Now, according to a study from Ragan, Bard & Singh, there’s troubling evidence that between 5 – 10% of American college students use illegal cognitive enhancers along the lines of Ritalin to improve their performance. These are students who have nothing wrong with them but, in order to obtain an advantage over their peers, resort to changing their biochemistry.

We meet feel appalled by this and see it as akin to taking performance enhancing drugs to unfairly win an Olympic medal. We may be minded to decry the pressures of a school system which would force students into such desperate acts. Indeed, as Harari says, many people would argue that such stresses are evidence of a mental health crisis and that we should “blame outdated teaching methods, overcrowded classrooms, and un unnaturally fast tempo of life.” If this is the case then of course we should reform education to better accommodate the needs of young people.

Except that’s been tried, hasn’t it? And where’s that gotten us? We’re still arguing about whether more selection at the age of 11 is a good thing despite it being roundly agreed decades ago that it wasn’t.
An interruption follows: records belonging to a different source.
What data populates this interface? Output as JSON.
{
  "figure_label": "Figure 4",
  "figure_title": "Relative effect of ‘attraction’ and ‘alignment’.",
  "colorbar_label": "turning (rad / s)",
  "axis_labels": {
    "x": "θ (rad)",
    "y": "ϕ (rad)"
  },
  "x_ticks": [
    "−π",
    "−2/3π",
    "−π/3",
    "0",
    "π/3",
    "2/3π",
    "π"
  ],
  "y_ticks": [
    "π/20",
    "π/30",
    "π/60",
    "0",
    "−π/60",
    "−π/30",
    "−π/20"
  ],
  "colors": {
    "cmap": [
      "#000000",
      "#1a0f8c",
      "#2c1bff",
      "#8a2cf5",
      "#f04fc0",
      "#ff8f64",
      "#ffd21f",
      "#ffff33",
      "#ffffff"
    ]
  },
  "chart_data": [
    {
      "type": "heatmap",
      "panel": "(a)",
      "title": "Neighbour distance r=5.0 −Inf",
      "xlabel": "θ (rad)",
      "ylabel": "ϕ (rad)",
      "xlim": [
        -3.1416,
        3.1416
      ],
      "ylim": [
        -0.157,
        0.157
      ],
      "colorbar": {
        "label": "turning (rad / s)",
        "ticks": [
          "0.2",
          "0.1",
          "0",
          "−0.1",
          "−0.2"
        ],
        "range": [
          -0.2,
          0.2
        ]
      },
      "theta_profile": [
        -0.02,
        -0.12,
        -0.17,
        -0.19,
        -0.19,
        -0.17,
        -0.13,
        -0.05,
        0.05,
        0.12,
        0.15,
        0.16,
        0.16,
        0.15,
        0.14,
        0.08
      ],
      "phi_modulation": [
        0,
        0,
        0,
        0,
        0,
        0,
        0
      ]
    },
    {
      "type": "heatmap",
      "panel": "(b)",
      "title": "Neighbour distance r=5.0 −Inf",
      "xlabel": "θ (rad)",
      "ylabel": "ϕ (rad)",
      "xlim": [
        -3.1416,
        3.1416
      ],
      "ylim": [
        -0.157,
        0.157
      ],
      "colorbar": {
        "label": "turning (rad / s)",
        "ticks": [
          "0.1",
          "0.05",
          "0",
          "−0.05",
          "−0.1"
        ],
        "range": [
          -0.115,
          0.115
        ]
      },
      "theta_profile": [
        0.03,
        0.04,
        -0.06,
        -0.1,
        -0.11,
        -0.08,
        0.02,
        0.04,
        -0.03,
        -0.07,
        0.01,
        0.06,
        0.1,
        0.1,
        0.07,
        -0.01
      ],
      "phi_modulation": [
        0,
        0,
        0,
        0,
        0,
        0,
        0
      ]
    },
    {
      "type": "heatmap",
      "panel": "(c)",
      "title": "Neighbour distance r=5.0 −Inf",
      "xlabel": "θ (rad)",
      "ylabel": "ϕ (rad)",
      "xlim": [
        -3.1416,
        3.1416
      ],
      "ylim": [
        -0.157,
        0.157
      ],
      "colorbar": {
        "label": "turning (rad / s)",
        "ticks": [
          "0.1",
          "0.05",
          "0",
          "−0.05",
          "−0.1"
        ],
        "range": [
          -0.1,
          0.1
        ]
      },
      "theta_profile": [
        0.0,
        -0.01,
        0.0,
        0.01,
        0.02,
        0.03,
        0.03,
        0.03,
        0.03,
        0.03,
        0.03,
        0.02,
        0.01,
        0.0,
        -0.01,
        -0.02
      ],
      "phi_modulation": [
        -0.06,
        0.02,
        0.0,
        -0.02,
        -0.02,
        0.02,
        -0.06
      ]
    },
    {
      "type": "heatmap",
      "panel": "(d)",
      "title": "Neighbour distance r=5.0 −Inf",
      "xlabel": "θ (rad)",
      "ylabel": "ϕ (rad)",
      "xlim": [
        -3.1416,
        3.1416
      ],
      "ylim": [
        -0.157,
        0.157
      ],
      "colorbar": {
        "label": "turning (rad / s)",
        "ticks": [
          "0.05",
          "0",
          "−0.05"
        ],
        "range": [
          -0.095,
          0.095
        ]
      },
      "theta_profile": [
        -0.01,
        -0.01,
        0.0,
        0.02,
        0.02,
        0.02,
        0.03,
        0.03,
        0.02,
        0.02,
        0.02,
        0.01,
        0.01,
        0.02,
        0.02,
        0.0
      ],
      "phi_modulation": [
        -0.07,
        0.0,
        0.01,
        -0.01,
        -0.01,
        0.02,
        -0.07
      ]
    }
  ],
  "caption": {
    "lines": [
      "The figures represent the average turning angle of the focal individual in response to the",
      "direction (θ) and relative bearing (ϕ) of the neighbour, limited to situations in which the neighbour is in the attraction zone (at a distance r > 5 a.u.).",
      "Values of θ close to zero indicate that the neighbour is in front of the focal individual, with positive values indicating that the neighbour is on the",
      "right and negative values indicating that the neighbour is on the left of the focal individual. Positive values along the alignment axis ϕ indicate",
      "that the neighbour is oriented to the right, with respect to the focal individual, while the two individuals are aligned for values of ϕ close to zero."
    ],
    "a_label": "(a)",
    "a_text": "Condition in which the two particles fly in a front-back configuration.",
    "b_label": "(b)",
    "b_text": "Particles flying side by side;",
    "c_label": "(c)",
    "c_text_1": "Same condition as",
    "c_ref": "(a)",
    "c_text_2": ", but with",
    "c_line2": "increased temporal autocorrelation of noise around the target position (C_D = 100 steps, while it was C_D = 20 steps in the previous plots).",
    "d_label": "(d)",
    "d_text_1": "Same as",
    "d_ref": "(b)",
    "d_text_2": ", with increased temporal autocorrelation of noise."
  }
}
For the record, I’m not saying we should prescribe all children cognitive enhancing drugs, although some people have speculated that the societal benefits of modafinil are “probably worth a dead kid once a year.” But Harari suggests that altering our limitations through biochemistry or non-technology may well be inevitable. If you don’t like the sound of that, his advice is to study our past so we can liberate ourselves from fixed patterns of thinking that have grown out of the conditions and necessities of time gone by. If we’re not aware of the meta beliefs which govern our thinking we’re powerless to put ourselves onto another, possibly better course.